Thirteen monologues and playwrights. Thirteen "Villains." Three and a half hours in Hell.
Rage of the Stage Players' latest is an ambitious showcase of wickedness, in which a rogues' gallery ranging from Henry VIII to Medusa to Lucifer himself regales us with monologues from the stage of The Boiler Room, an infernal cabaret (actually the Brew House on the South Side).
Our "monster of ceremonies," Chuck Roast, is played with over-the-top lounge-lizard oiliness by Joseph Lyons. Also providing diversion, set adjustments, eye candy and sexual tension are six demons half-dressed and made up for a campus Halloween party. Or orgy.
The first monologue is thrown out by the nightclub's guest of honor, Lucifer, played by Stephen Chamberlain in snow-white pimp attire and glittering Fabio mane. This isn't Lucifer as evil incarnate but Lucifer as rock star; less Prince of Darkness than Prince.
His monologue, penned by co-producer and co-director James Michael Shoberg and delivered with preening petulance, is less like a roar of Miltonian anguish than a rant overheard in a hair salon.

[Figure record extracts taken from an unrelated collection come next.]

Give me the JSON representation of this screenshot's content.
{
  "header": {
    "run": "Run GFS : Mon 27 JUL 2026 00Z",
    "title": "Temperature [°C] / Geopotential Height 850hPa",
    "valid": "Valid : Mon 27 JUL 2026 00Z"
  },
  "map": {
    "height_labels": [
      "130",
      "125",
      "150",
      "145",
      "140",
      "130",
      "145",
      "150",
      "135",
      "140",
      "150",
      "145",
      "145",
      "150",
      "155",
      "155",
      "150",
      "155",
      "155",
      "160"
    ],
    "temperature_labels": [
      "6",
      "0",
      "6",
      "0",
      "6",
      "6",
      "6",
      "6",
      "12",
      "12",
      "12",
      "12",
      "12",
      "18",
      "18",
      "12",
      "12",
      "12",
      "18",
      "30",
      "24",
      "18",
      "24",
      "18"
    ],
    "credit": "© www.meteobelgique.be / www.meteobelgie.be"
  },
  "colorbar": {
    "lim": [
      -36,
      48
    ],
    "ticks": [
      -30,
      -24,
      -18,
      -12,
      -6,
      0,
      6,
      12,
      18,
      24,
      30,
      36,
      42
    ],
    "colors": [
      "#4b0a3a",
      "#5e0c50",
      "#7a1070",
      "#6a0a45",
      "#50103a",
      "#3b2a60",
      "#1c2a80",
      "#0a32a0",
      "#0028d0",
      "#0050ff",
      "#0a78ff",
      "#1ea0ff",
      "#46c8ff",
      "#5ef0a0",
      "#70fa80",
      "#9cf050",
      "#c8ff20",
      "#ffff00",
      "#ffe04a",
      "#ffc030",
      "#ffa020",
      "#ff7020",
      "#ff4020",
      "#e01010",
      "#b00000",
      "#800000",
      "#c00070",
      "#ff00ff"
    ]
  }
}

To be fair, "Villains" is billed as a dark comedy. Sometimes that's hard to keep in mind, because the laughs are often pretty far apart.
Remember what happened to "Saturday Night Live," when the sketches would start out with a clever premise and some funny lines and then go on too long? This is the affliction of "Villains" -- every one of the monologues is in need of an editor.
Not that there aren't plenty of inventive ideas. Fred Betzner has Nosferatu (played with droll creepiness by Jeffrey J. Preberg Jr.) tell the story of his movie pitch at a Hollywood studio. Alyssa Herron's Headless Horseman monologue, performed by Dek Ingraham and Tom Sterner, has the pumpkin-headed Hessian miming ribaldly while an effete riding-academy instructor interprets.
James Robert Shaw imagines Morgan LeFay (Adrienne Fischer) as a sexy, "very family-oriented" corporate CEO, and Joseph A. Roots resurrects the obscure but gothically murderous Countess Elizabeth Bathory (Joanna Lowe) to hawk her line of blood-based beauty products.
The performances are uneven, reflecting a wide range of experience among the actors, but even the standouts -- Preberg, Fischer, Bryan Jackson as Jack the Ripper, Lowe, and Richard W. Eckman as the surprise final malefactor -- seem a little taxed by dissertations that would be 100 percent better if they were 50 percent shorter.
Even the brief scenes with the demons cry out for quicker pacing, though it's hard to cross a stage briskly in six-inch heels. The costumes, though, are breathtakingly good, and the makeup is also outstanding.
There are good ideas in "Villains," and talent. But some of the writing tries too clumsily to shock. At 31/2 hours, this anthology is in need of strong discipline. Well, they've already got the leather and dog collars.